Herman A, Raziel A, Strassburger D, Soffer Y, Bukovsky I, Ron-El R
Department of Obstetrics and Gynecology, Asaf Harofeh Medical Center, Affiliated to the Sackler Faculty of Medicine, Tel Aviv University, Israel.
Hum Reprod. 1996 Jul;11(7):1552-7. doi: 10.1093/oxfordjournals.humrep.a019436.

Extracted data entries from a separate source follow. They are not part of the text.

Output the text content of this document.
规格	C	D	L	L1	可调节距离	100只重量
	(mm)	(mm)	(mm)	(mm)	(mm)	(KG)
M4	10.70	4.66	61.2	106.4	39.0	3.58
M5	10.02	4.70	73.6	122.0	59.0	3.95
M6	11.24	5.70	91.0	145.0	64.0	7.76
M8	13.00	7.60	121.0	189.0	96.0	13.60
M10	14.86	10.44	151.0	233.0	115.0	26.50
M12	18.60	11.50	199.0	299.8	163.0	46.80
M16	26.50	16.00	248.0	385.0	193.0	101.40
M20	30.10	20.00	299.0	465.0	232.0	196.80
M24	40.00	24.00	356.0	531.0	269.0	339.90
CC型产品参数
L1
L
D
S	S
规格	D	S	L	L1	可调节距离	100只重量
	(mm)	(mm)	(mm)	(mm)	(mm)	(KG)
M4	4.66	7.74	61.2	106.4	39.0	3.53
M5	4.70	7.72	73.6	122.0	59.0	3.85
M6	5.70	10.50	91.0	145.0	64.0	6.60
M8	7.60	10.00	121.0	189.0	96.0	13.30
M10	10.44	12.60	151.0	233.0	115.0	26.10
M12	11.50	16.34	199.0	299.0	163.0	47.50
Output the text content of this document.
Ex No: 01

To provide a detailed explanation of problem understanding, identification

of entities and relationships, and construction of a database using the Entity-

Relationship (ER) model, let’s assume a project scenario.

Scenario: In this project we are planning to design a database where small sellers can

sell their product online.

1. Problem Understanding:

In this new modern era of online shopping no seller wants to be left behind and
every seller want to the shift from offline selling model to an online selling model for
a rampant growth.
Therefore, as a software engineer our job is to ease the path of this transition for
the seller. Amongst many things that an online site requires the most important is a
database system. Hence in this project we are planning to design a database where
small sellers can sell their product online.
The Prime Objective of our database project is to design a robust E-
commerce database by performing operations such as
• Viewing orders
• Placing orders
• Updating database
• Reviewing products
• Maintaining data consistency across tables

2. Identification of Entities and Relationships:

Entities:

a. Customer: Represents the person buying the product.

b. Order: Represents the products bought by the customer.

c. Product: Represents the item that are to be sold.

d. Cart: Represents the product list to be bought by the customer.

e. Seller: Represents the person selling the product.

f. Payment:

Luteal support is essential in in-vitro fertilization (IVF) when long-acting gonadotrophin-releasing hormone agonist (GnRHa) is used. Because progesterone lacks luteotrophic stimulation, it seems to be the drug of choice in cases with an increased risk of ovarian hyperstimulation syndrome (OHSS). The aim of this study was to assess the beneficial effect of the mid-luteal addition of human chorionic gonadotrophin (HCG) in IVF, using a down-regulation protocol and luteal support with progesterone, in a prospective randomized study. The study included 170 IVF cycles down-regulated with long-acting GnRHa which were supported with 50 mg/day progesterone i.m. during the luteal phase. Patients were evaluated in the mid-luteal period. Those without clinical signs of OHSS, oestradiol concentrations <1000 pg.ml and progesterone concentrations <50 ng/ml were randomly allocated to either the addition of 2500 IU HCG (HCG+ group) or no HCG (HCG- group). End luteal phase progesterone concentrations among non-pregnant patients were used to assess the contribution of exogenous progesterone and to categorize pregnancies according to their corpus luteum function. Similar low OHSS (2.7 and 1.8%) and pregnancy (30 and 29%) rates were observed in the HCG+ and HCG-groups respectively. Of the 26 pregnancies in the HCG+ cases, there was only one case with reduced corpus luteum function, compared with 12 or the 25 pregnancies among HCG-patients. Cases with reduced corpus luteum function required continuous progesterone support and presented lower betaHCG concentrations and a higher rate of adverse pregnancy outcome. We conclude that mid-luteal HCG addition does not affect pregnancy rate, but in fact helps to preserve corpus luteum function and avoids the need for further supplementation during early pregnancy.
在使用长效促性腺激素释放激素激动剂(GnRHa)进行体外受精(IVF)时,黄体支持至关重要。由于孕酮缺乏促黄体生成刺激作用,在卵巢过度刺激综合征(OHSS)风险增加的情况下,它似乎是首选药物。本研究的目的是在一项前瞻性随机研究中,评估在采用降调节方案并用孕酮进行黄体支持的IVF中,黄体中期添加人绒毛膜促性腺激素(HCG)的有益效果。该研究纳入了170个用长效GnRHa进行降调节的IVF周期,在黄体期每天肌肉注射50 mg孕酮进行支持。在黄体中期对患者进行评估。将那些没有OHSS临床体征、雌二醇浓度<1000 pg/ml且孕酮浓度<50 ng/ml的患者随机分为添加2500 IU HCG组(HCG +组)或不添加HCG组(HCG -组)。未怀孕患者的黄体期末期孕酮浓度用于评估外源性孕酮的作用,并根据黄体功能对妊娠进行分类。HCG +组和HCG -组分别观察到相似的低OHSS发生率(2.7%和1.8%)和妊娠率(30%和29%)。在HCG +组的26例妊娠中,只有1例黄体功能降低,而HCG -组的25例妊娠中有12例出现这种情况。黄体功能降低的病例需要持续的孕酮支持,且β-HCG浓度较低,不良妊娠结局发生率较高。我们得出结论,黄体中期添加HCG不影响妊娠率,但实际上有助于维持黄体功能,避免在妊娠早期进一步补充孕酮。